Everything I shoot is in RAW so first I tweak it in Camera Raw in color mode because Raw is just that, unprocessed material which has to be manipulated somehow. JPEGs are processed in-camera and thats the reason they look better straight out of the camera.
When I open the pic in CS4 first I convert it with CS4s Black and white adjustment layer where you have 6 colors to mess with but it usually gives average results so then I apply the gradient map adjustment layer with the black and white option of course. Then I click on the gradient map bar and the "gradient editor" appears. There you have a bar in the middle that goes from black to white with some icons on the edges, you don't touch those but click beneath the bar in the middle to create one of your own. Then double click on the icon that appears and a "select stop color" appears. Drag the circle in the bottom left corner up and around playing with the colors until it gives the look you want. Click O.K. twice and that is almost there. I apply a little middle contrast curve layer and a levels layer in the end to up the contrast and give a deep black and white photo look if need be. Now just sharpen the photo, I usally use octave sharpening or high pass filter methods, and thats it.
If something is unclear feel free to ask.
Thats just black and white with a bit of color on top and just one method.

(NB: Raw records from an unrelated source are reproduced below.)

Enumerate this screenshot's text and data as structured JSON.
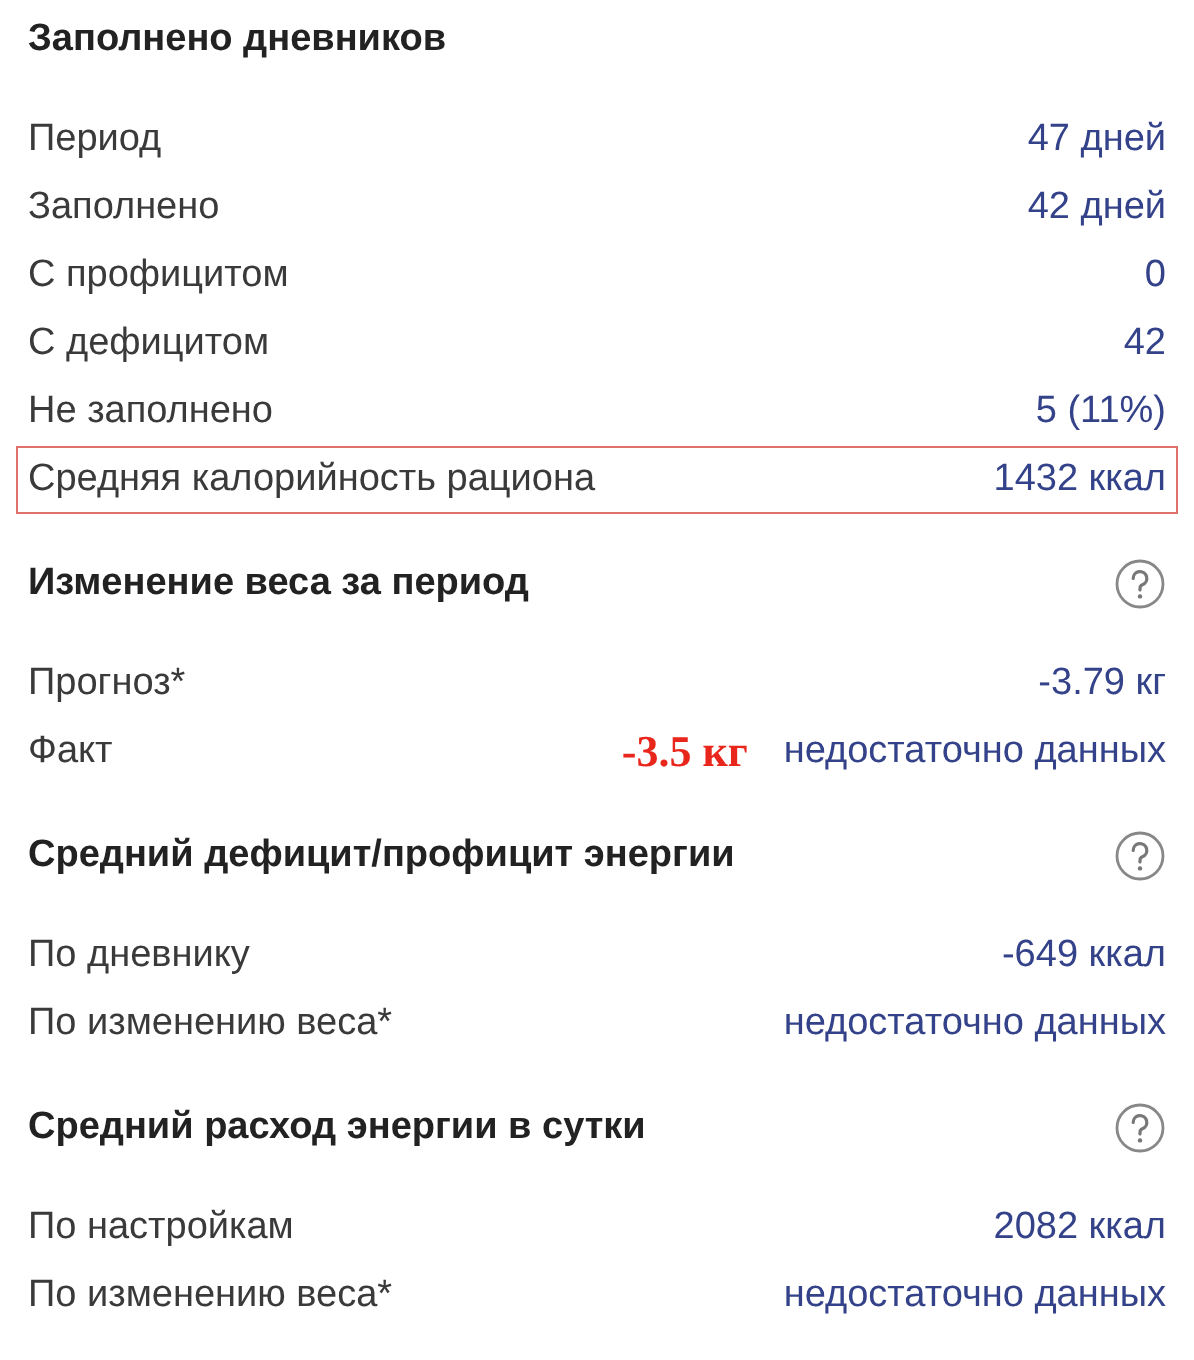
{
  "sections": [
    {
      "title": "Заполнено дневников",
      "help_icon": false,
      "rows": [
        {
          "label": "Период",
          "value": "47 дней",
          "highlighted": false
        },
        {
          "label": "Заполнено",
          "value": "42 дней",
          "highlighted": false
        },
        {
          "label": "С профицитом",
          "value": "0",
          "highlighted": false
        },
        {
          "label": "С дефицитом",
          "value": "42",
          "highlighted": false
        },
        {
          "label": "Не заполнено",
          "value": "5 (11%)",
          "highlighted": false
        },
        {
          "label": "Средняя калорийность рациона",
          "value": "1432 ккал",
          "highlighted": true
        }
      ]
    },
    {
      "title": "Изменение веса за период",
      "help_icon": true,
      "rows": [
        {
          "label": "Прогноз*",
          "value": "-3.79 кг",
          "highlighted": false
        },
        {
          "label": "Факт",
          "value": "недостаточно данных",
          "highlighted": false,
          "annotation": "-3.5 кг"
        }
      ]
    },
    {
      "title": "Средний дефицит/профицит энергии",
      "help_icon": true,
      "rows": [
        {
          "label": "По дневнику",
          "value": "-649 ккал",
          "highlighted": false
        },
        {
          "label": "По изменению веса*",
          "value": "недостаточно данных",
          "highlighted": false
        }
      ]
    },
    {
      "title": "Средний расход энергии в сутки",
      "help_icon": true,
      "rows": [
        {
          "label": "По настройкам",
          "value": "2082 ккал",
          "highlighted": false
        },
        {
          "label": "По изменению веса*",
          "value": "недостаточно данных",
          "highlighted": false
        }
      ]
    }
  ]
}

An easy and quick one at that.
There are many more and this is just the one I prefer for child photography.
Duotoning, tritoning, quadtoning and cross processing are something different.
/TIP/
When shooting RAW convert to 16 bit as you'll have more headroom in processing but some tools can't be used in 16 bit mode like diffuse glow so do everything you can in 16 bit mode and then convert to 8 bit. And learn to use histograms and info windows(the one with color numbers), it will pay off.